The Rickmansworth Canal Festival has been cancelled until further notice due to complications with asbestos buried underground.

The Rickmansworth Waterways Trust announced today (January 2) it has cut the festival over the cost of managing asbestos material buried underground at the Aquadrome.

The charity said it was first alerted to a "no-dig" policy at the Aquadrome by Three Rivers District Council in May last year, but was allowed to fix stakes for marquees into the ground at the 2023 festival. 

It added that it has now decided to cancel the festival indefinitely after it was told that the restrictions extended to any activity that would pierce the ground surface at a meeting with the council last December.

The Trust said it would cost between £5,000 and £8,000 a day to monitor asbestos levels in the air before and after the festival.

New restrictions would also require the festival's structures to be secured above ground with heavy weights or water barrels at an additional cost and logistical challenge.

The Asbestos Management Plan requires contractors to receive asbestos training, which could pose an extra financial burden for the festival if extended to festival volunteers.

Asbestos cement was deposited at the Aquadrome in the 1920s and 30s to secure the ground after gravel was extracted.

The council said the site is within safe legal limits for breathing but any activity that could expose the buried asbestos, such as digging or fixing stakes, is prohibited.

David Montague, Rickmansworth Waterways Trust chairman and festival director, said: “There’s good will and passion about the festival with many people going above and beyond to make it work, so it has been a big blow to the charity and the community.

“It’s a decision that the trustees thought long and hard about. Unfortunately we are faced with no other option.

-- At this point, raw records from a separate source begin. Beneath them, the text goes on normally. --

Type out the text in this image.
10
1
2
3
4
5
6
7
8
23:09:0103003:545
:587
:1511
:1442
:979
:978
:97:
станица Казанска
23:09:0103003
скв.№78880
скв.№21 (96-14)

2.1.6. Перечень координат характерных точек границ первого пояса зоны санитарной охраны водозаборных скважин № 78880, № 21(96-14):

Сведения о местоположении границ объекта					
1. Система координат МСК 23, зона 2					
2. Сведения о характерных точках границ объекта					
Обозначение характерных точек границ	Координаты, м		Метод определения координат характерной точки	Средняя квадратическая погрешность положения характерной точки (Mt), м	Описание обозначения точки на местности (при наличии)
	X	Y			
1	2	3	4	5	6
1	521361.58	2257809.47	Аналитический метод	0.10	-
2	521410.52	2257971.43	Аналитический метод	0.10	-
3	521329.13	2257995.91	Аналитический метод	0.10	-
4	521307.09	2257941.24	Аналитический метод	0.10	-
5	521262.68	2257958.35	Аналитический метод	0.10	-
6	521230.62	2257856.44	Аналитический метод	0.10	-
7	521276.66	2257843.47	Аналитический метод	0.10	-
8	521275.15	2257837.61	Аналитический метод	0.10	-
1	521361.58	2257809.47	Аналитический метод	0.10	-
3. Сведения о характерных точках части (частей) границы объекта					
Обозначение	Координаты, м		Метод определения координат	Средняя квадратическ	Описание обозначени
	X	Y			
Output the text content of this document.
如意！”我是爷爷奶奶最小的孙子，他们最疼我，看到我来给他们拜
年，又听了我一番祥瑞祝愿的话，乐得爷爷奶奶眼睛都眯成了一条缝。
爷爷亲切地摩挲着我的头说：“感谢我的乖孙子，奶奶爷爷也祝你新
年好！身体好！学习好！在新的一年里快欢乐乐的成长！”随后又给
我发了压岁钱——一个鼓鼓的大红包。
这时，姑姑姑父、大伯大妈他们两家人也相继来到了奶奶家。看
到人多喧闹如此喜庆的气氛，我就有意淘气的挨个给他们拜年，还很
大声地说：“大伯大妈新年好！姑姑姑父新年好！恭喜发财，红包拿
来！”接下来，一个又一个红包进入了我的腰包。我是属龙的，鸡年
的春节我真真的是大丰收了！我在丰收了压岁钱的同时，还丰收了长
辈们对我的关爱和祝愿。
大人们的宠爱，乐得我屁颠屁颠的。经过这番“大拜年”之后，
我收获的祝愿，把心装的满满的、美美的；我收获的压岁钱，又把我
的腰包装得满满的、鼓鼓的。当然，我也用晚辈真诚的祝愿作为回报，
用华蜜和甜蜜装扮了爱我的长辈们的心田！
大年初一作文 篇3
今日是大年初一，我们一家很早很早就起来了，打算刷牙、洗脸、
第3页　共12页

“I cannot see a way where the organisation will be able to deliver the event based on the asbestos management plan.” 

The Trust explored the option of holding it nearby in Batchworth, but said it would not be suitable for the large attendance.

The festival was first held in 1993 and has grown year on year according to Montague. Last year, it attracted thousands to the canal's banks for 130 stalls and live music across five stages.

There were also at least 100 different watercraft moored along the towpath up to four wide.

A Three Rivers District Council spokesperson said: “The council has been eager to continue working with the organisers of the Rickmansworth Festival to ensure this popular local event can go ahead, but public safety must always be our first concern. 

“Owing to the known presence of asbestos and the update of our Asbestos Management Plan, the Aquadrome has had to be designated a no dig zone.” 

The council said that while the Aquadrome remains a safe environment for day to day use, extra consideration would be necessary at the festival to ensure that nothing is staked into the ground which could disturb any buried asbestos.

It added that event organisers would need to budget for additional post-event cleaning requirements.

The council believes Rickmansworth Festival could go ahead with the appropriate mitigation and that while it offered advice and additional support, including funding, at the meeting in December, any decisions on the future of the festival remain with the organisers.